El niño le miró y después le preguntó por qué no intentaba hacerlo él mismo.

—Ni hablar —le contestó Sergio—. Hace muchos años que dejé el conservatorio. Ya no toco el piano. Además, mi interés por la música se ha esfumado. No me gusta interpretarla, aunque de vez en cuando la escuche.

—¿Y eso?... Acabas de decirme que te gustaba tocar esta canción. ¿Por qué ya no te gusta?

—Porque millones de personas lo hacen mejor que yo. Nunca llegaré a nada con la música.
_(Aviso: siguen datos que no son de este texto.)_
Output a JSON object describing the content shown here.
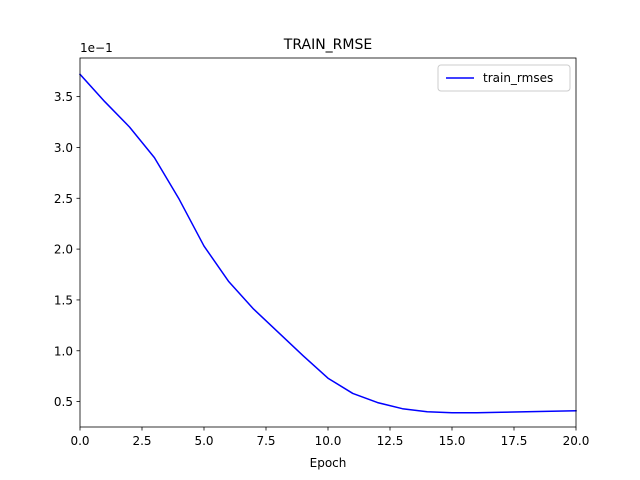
{
  "chart_data": {
    "type": "line",
    "title": "TRAIN_RMSE",
    "xlabel": "Epoch",
    "ylabel": "",
    "y_offset_text": "1e−1",
    "xlim": [
      0,
      20
    ],
    "ylim": [
      0.25,
      3.88
    ],
    "x_ticks": [
      0,
      2.5,
      5,
      7.5,
      10,
      12.5,
      15,
      17.5,
      20
    ],
    "x_tick_labels": [
      "0.0",
      "2.5",
      "5.0",
      "7.5",
      "10.0",
      "12.5",
      "15.0",
      "17.5",
      "20.0"
    ],
    "y_ticks": [
      0.5,
      1.0,
      1.5,
      2.0,
      2.5,
      3.0,
      3.5
    ],
    "y_tick_labels": [
      "0.5",
      "1.0",
      "1.5",
      "2.0",
      "2.5",
      "3.0",
      "3.5"
    ],
    "grid": false,
    "legend_position": "top-right",
    "series": [
      {
        "name": "train_rmses",
        "color": "#0000ff",
        "x": [
          0,
          1,
          2,
          3,
          4,
          5,
          6,
          7,
          8,
          9,
          10,
          11,
          12,
          13,
          14,
          15,
          16,
          17,
          18,
          19,
          20
        ],
        "y": [
          3.72,
          3.45,
          3.2,
          2.9,
          2.49,
          2.03,
          1.68,
          1.41,
          1.18,
          0.95,
          0.73,
          0.58,
          0.49,
          0.43,
          0.4,
          0.39,
          0.39,
          0.395,
          0.4,
          0.405,
          0.41
        ]
      }
    ]
  }
}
Para mí el piano es un tiempo perdido.

—Pero lo importante es que disfrutes, no que seas el mejor.

Sergio reaccionó.

—Pero, vamos a ver… No sé quién eres ni por qué estás aquí, soltándome un discurso motivador. Voy a buscar el número de tus padres en el registro de alumnos para llamarles ahora mismo. Dime tu nombre y apellidos.

Fue a salir cuando se golpeó con las puertas del auditorio y cayó al suelo, inconsciente. Al despertarse estaba en la sala de oboes, apoyado en un atril y con el plumero en la mano. A través de la ventana empezaba a despuntar el alba. Sergió se senría confundido. Nunca había tenido un sueño tan extraño que recordase con tanta nitidez. Recogió sus cosas y se fue a la universidad, pero pasó toda la mañana pensando en las palabras del niño de su sueño. Al llegar la noche, como no podía dormir, se levantó y se dirigió a su antiguo teclado. Vacilante, pulsó las primeras notas de “Para Elisa”. Al acabar la pieza sonrió y se dirigió a la cama.

A la mañana siguiente se levantó y telefoneó a su antiguo profesor de piano.

—Manuel, soy Sergio. ¿Te acuerdas de mí? He pensado que me gustaría terminar mis estudios en el conservatorio superior. ¿Sabes cuándo son las pruebas de admisión?